Former Georgia volleyball star and current Emory head coach Jenny McDowell has been named the recipient of the 2016 Bill Hartman Award, an honor awarded each year to a former Georgia athlete who displayed excellence in their profession or service to other 20 or more years after graduation.
“I can’t begin to express my sincere gratitude for being selected for this prestigious award that is named after a man who had a deep love for the University of Georgia,” McDowell said. “Bill’s contributions and devotion to UGA are well documented and celebrated, as is the impact that he had on his country, community and business world. The life he lived embodies what it means to be a Bulldog, and to be included with a long line of distinguished UGA grads who have been recognized for this honor is certainly humbling and something that I will always treasure.”
McDowell played as a setter for the Bulldogs from 1985 until her graduation in 1989. In that span, she led Georgia to back-to-back conference titles in 1985 and 1986. She was named to the All-SEC team and was Georgia first-ever AVCA All-Southeast Region selection 1986 and was given the distinction again in 1987. She has the sixth-most assists ever for an SEC setter, and is the only Georgia volleyball player to have her jersey retired.

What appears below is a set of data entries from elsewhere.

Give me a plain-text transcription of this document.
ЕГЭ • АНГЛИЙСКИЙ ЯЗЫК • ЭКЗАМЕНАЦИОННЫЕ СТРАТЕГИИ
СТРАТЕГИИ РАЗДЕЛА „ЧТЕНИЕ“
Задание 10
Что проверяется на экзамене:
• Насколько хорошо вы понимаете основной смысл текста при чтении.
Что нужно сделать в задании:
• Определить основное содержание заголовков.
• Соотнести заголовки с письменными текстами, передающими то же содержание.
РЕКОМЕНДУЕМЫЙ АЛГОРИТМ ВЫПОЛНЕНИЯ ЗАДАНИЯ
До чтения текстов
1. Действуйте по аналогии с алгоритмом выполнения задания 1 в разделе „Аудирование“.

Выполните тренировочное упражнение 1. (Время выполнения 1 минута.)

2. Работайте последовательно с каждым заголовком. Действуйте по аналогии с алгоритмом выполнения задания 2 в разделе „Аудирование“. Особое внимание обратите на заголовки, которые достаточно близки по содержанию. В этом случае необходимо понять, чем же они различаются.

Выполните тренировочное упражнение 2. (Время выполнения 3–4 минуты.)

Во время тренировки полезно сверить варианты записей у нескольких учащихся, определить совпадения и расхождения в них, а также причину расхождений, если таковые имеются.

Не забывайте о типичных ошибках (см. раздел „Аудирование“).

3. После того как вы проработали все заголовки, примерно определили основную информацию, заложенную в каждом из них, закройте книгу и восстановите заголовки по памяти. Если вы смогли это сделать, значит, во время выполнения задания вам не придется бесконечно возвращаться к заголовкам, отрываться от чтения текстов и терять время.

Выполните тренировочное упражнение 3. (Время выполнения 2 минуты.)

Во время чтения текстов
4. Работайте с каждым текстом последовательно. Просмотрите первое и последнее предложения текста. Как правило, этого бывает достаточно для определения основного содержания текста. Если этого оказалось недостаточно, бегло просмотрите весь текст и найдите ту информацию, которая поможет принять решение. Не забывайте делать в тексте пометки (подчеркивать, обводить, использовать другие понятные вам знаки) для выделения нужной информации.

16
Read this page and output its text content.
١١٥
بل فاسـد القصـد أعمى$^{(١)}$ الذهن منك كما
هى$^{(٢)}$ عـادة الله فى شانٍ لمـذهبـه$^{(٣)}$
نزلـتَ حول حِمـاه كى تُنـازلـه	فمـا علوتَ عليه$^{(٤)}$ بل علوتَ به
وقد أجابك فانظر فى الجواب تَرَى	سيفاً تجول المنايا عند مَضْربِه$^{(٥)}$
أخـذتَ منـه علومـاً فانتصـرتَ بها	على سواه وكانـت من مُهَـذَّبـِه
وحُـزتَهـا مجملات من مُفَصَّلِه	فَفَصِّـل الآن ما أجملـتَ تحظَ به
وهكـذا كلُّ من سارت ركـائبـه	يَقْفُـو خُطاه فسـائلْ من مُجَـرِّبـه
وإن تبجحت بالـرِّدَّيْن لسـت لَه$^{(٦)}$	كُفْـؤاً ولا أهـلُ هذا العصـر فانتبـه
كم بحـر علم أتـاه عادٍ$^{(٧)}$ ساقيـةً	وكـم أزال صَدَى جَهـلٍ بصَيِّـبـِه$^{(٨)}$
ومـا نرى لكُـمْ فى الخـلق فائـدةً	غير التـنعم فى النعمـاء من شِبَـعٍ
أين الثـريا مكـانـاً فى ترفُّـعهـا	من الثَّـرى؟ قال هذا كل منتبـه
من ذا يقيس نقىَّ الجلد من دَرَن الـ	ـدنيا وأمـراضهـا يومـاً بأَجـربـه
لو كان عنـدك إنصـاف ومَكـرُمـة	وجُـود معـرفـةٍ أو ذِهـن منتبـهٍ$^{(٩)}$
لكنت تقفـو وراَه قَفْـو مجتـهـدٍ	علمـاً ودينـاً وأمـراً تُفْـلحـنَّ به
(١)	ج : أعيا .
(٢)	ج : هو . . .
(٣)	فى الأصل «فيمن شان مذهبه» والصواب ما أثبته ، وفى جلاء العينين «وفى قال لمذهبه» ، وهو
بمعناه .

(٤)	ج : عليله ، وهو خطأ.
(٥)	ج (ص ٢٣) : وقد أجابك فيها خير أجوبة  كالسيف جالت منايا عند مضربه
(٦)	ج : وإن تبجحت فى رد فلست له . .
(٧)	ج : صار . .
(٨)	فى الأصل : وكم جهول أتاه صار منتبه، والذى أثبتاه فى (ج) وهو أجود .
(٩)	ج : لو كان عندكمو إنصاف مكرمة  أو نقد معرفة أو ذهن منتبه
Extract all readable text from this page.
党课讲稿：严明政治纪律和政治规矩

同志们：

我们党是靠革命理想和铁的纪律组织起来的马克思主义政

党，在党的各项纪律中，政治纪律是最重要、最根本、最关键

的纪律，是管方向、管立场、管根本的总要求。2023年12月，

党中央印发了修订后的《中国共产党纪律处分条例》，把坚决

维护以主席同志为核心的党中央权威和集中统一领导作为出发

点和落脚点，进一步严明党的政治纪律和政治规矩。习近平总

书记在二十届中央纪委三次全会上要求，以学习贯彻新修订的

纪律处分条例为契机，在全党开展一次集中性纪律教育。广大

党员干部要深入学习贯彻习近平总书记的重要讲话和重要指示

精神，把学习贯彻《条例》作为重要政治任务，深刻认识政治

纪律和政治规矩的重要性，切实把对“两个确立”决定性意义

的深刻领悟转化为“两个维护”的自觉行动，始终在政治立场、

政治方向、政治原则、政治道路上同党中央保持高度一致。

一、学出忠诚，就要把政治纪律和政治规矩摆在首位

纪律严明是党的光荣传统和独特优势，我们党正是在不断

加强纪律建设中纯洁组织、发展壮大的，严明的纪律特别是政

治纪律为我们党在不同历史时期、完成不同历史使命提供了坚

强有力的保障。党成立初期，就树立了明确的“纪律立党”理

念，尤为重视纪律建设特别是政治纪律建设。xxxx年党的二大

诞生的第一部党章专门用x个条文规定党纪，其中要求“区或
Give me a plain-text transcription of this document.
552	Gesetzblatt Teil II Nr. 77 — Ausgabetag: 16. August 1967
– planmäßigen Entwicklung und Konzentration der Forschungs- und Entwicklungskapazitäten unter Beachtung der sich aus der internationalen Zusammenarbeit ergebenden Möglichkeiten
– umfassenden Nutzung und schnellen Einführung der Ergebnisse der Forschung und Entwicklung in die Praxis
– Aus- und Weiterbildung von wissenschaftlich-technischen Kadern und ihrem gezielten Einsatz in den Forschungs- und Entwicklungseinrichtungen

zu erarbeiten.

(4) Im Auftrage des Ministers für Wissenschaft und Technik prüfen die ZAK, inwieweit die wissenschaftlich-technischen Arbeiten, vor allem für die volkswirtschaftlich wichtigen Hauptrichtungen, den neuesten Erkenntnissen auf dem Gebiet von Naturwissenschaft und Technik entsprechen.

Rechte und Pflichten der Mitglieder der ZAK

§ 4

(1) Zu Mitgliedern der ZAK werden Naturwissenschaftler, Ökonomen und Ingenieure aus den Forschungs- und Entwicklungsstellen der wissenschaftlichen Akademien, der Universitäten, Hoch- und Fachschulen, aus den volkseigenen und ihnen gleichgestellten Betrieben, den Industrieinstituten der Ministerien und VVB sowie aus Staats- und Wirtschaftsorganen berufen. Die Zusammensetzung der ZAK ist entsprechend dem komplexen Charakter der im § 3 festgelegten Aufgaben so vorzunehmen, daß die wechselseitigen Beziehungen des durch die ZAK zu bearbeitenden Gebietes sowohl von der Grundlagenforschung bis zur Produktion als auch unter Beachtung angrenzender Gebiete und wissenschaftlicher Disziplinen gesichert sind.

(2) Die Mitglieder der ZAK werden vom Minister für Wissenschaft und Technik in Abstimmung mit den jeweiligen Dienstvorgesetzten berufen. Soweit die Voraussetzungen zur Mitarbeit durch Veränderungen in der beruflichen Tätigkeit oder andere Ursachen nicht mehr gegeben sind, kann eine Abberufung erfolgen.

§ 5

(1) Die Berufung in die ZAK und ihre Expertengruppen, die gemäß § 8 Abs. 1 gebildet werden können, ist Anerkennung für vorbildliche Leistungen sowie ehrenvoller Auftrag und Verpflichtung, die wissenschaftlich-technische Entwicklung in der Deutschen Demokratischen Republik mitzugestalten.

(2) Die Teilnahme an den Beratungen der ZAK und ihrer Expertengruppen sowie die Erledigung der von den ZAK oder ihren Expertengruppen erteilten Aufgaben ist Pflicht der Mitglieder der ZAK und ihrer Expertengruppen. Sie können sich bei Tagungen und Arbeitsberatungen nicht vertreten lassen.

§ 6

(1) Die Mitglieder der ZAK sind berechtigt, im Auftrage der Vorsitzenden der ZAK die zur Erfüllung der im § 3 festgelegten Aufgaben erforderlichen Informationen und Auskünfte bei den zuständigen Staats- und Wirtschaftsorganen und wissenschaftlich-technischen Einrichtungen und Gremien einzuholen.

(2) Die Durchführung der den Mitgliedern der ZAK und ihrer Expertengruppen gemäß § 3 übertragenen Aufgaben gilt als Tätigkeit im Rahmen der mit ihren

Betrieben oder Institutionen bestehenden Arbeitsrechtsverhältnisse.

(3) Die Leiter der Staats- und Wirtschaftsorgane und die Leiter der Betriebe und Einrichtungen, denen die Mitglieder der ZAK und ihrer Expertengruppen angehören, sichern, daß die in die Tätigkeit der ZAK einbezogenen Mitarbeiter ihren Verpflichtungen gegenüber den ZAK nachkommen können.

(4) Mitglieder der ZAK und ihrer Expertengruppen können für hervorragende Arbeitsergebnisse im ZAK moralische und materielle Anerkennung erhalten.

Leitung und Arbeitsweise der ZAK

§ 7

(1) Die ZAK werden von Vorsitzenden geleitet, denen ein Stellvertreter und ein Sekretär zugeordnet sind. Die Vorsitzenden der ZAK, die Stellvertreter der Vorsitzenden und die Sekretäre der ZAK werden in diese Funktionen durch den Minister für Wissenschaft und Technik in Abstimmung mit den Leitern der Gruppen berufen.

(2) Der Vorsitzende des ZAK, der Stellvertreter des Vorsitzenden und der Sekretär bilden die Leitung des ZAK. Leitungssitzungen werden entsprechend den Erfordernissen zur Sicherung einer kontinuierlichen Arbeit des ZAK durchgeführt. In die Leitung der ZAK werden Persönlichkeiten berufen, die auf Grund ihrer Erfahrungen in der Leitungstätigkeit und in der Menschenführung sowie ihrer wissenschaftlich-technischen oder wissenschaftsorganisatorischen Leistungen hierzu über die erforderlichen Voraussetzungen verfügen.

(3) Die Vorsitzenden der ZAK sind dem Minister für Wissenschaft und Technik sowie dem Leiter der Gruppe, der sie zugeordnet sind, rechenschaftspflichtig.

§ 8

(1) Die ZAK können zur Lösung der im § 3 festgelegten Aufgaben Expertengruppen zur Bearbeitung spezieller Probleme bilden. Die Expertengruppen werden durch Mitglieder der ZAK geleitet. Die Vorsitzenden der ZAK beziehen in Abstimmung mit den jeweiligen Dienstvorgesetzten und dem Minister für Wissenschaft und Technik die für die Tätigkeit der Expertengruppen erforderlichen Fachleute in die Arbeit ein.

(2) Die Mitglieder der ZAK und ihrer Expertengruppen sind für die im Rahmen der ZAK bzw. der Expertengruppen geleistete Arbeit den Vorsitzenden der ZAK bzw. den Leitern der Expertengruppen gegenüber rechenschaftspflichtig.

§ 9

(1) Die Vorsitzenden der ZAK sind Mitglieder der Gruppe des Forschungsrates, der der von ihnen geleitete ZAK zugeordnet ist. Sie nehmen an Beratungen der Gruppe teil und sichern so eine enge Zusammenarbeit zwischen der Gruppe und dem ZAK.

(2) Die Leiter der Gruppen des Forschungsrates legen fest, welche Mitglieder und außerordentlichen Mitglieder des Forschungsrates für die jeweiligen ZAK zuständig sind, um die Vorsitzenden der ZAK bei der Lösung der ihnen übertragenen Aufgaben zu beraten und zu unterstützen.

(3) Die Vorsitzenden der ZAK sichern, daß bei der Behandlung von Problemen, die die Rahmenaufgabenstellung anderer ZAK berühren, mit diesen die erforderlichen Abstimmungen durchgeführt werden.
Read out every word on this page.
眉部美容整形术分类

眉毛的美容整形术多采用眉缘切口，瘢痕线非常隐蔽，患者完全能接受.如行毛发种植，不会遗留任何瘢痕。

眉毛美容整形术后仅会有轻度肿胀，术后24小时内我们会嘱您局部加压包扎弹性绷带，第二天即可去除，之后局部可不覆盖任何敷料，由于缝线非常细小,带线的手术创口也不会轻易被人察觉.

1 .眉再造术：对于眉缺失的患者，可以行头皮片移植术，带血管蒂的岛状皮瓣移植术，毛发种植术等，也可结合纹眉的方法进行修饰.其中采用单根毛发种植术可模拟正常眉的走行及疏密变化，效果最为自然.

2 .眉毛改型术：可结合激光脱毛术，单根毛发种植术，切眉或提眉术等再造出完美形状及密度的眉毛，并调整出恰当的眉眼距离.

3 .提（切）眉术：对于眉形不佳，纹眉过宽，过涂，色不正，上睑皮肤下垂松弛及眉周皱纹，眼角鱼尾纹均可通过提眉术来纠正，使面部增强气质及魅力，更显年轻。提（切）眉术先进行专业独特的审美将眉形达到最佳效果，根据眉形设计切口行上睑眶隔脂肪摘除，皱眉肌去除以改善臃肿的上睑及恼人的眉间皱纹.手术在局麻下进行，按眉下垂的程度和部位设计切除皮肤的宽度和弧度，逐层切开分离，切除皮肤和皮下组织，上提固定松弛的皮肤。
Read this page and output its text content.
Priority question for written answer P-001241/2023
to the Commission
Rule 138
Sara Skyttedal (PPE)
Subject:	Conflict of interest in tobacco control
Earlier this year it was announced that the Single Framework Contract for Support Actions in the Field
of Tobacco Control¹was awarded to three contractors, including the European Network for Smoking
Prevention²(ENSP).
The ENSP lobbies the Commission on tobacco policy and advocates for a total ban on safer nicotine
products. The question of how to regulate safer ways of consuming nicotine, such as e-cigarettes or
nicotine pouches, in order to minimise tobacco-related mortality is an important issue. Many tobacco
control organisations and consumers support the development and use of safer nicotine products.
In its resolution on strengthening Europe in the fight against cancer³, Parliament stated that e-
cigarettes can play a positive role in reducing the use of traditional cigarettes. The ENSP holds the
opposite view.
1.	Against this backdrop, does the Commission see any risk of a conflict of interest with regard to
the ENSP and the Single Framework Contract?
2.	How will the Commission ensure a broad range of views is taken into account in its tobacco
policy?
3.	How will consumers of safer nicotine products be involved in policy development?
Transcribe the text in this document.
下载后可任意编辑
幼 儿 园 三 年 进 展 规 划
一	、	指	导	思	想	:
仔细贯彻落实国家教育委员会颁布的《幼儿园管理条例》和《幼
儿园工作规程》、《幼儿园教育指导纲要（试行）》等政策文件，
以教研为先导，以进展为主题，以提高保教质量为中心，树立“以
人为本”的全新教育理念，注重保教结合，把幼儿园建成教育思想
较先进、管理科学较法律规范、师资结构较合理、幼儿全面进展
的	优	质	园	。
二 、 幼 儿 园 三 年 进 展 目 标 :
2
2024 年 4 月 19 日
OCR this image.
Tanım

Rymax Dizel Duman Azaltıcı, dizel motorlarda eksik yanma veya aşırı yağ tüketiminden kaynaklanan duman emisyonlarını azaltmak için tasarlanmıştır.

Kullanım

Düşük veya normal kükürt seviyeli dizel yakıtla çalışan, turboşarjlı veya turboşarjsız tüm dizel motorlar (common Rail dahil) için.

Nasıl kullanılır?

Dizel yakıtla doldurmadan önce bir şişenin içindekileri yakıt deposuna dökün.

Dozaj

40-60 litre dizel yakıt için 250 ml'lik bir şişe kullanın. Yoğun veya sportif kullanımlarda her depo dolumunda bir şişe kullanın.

After graduating McDowell began her coaching career as a Georgia assistant and helped guide the team to five consecutive NCAA tournament appearances. She was hired as head coach at Emory in 1996, where she has continued her tourney streak, never missing a D-III NCAA tournament in her 20 years as coach. Under her guidance, Emory won the 2008 NCAA Championship. She currently holds a 652-147 career record, which gives her the sixth-highest win percentage all-time among D-III coaches.
McDowell will be recognized for her accomplishment Nov. 26 at the Georgia Tech football game.
The Hartman Award has been presented since 1992. Past winners include quarterback Fran Tarkenton (1992), August National chairman Billy Payne (1992), former tennis coach Dan McGill (1994), Olympic gold medalist Teresa Edwards (2010), Georgia swimming coach Jack Bauerle (2011) and broadcaster Ernie Johnson Jr. (2015).